I'm running a web and email server behind a NAT router, but to be able to test the web site(s) and the email server from inside the LAN I had to setup a local DNS server, but, as I have a domain name with associated DNS records at a domain hosting service, the default MX record is set to mail.mydomain.info, along with the associated A record of mydomain.info, I also set my local email server host name to mail.mydomain.com, and set ports 25 and 110 forwarded in the router, but for some reason, when an email is sent from anywhere outside the lan, it does not get to the local mail server, instead it gets returned to the sender with a fatal error, "domain cannot be reached", but I can send emails out using smtp outgoing of the local mail server with no problem, is this a conflict with the DNS records of my domain registrar and my local DNS server?

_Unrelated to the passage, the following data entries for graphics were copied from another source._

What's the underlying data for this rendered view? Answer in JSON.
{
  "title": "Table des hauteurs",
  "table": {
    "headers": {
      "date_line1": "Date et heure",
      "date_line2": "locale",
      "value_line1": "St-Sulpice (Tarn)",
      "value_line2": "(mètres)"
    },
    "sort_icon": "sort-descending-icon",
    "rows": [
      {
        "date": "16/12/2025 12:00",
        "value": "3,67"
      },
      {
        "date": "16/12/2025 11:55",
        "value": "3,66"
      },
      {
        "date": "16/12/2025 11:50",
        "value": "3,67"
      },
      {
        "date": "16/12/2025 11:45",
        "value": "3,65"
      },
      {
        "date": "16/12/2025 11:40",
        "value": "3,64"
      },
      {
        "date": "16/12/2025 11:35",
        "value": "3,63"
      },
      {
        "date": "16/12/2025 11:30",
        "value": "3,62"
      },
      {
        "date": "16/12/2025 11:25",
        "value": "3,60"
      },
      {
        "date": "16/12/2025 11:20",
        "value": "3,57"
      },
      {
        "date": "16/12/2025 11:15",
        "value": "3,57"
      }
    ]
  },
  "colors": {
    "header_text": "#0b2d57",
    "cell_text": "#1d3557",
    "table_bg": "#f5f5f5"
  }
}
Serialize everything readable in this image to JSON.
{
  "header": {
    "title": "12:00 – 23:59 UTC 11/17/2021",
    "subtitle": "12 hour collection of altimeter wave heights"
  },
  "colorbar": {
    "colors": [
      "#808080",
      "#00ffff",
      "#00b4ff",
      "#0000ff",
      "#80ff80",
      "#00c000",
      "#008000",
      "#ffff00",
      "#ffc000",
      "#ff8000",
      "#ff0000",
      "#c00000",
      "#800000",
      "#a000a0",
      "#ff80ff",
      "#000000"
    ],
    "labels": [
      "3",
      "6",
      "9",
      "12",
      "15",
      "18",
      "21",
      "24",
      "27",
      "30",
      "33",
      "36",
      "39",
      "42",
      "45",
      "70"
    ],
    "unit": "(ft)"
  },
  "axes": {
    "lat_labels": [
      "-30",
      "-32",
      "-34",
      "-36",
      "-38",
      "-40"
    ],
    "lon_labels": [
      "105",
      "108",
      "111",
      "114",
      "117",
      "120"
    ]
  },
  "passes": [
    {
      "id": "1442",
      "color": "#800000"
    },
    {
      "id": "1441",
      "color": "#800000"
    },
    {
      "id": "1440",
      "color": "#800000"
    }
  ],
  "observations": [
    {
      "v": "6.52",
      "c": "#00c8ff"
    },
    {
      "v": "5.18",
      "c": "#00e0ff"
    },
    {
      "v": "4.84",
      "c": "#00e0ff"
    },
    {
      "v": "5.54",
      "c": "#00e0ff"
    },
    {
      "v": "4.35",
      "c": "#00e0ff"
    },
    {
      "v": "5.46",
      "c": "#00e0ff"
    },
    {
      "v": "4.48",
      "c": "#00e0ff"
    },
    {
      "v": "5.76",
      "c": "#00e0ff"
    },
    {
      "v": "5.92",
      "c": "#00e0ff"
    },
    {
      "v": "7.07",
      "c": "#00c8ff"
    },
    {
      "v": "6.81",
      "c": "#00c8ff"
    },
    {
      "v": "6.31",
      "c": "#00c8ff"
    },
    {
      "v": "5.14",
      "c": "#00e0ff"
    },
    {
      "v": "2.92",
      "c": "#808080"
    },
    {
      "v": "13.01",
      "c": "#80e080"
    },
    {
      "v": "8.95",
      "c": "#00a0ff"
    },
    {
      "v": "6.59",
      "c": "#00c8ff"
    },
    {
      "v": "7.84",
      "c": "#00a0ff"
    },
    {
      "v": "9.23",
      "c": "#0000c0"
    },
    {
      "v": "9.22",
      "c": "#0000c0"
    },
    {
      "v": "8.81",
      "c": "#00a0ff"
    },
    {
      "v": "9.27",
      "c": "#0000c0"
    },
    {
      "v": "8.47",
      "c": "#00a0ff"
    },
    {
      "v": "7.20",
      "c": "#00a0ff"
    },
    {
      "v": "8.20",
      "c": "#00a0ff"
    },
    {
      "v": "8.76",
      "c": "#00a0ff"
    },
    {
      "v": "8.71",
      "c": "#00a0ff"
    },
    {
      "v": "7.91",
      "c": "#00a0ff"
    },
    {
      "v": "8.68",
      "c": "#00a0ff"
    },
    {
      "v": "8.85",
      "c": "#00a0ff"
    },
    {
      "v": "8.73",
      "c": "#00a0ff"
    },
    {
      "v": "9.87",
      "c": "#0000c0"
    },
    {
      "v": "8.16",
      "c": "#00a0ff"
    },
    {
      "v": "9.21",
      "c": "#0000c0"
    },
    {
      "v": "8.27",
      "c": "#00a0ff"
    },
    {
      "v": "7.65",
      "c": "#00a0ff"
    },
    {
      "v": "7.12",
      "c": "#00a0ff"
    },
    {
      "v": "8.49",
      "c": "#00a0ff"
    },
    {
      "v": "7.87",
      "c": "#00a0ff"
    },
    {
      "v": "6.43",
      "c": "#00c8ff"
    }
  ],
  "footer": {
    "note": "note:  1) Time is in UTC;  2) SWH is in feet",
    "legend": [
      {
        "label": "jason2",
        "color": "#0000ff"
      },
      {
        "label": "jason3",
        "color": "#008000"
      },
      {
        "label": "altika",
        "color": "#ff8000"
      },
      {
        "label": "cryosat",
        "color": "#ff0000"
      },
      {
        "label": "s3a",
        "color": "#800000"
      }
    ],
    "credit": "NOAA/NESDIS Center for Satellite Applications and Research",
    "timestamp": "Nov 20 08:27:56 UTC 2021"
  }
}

Also the smtp setting in the php.ini file is set to localhost, and when someone tries to register as a member of my web site, the site auto sends a confirmation email, but it never gets to the recipient, a snippet of the server log shows:-

Wed, 17 May 2006 22:36:30 -> SMTP Connected: Domain=[yahoo.com], Host=[mx2.mail.yahoo.com], IP=[67.28.113.70], Port=[25]
Wed, 17 May 2006 22:36:31 -> SMTP Welcome Received: Domain=[yahoo.com], Received=[220 mta119.mail.re4.yahoo.com ESMTP YSmtp service ready]
Wed, 17 May 2006 22:36:31 -> SMTP Command Sent: Domain=[yahoo.com], Host=[mx2.mail.yahoo.com], Command=[HELO mail.mydomain.info], Response=[250 mta119.mail.re4.yahoo.com]
Wed, 17 May 2006 22:36:31 -> SMTP Command Sent: Domain=[yahoo.com], Host=[mx2.mail.yahoo.com], Command=[MAIL FROM:< [email protected]>], Response=[501 Syntax error in parameters or arguments]


----------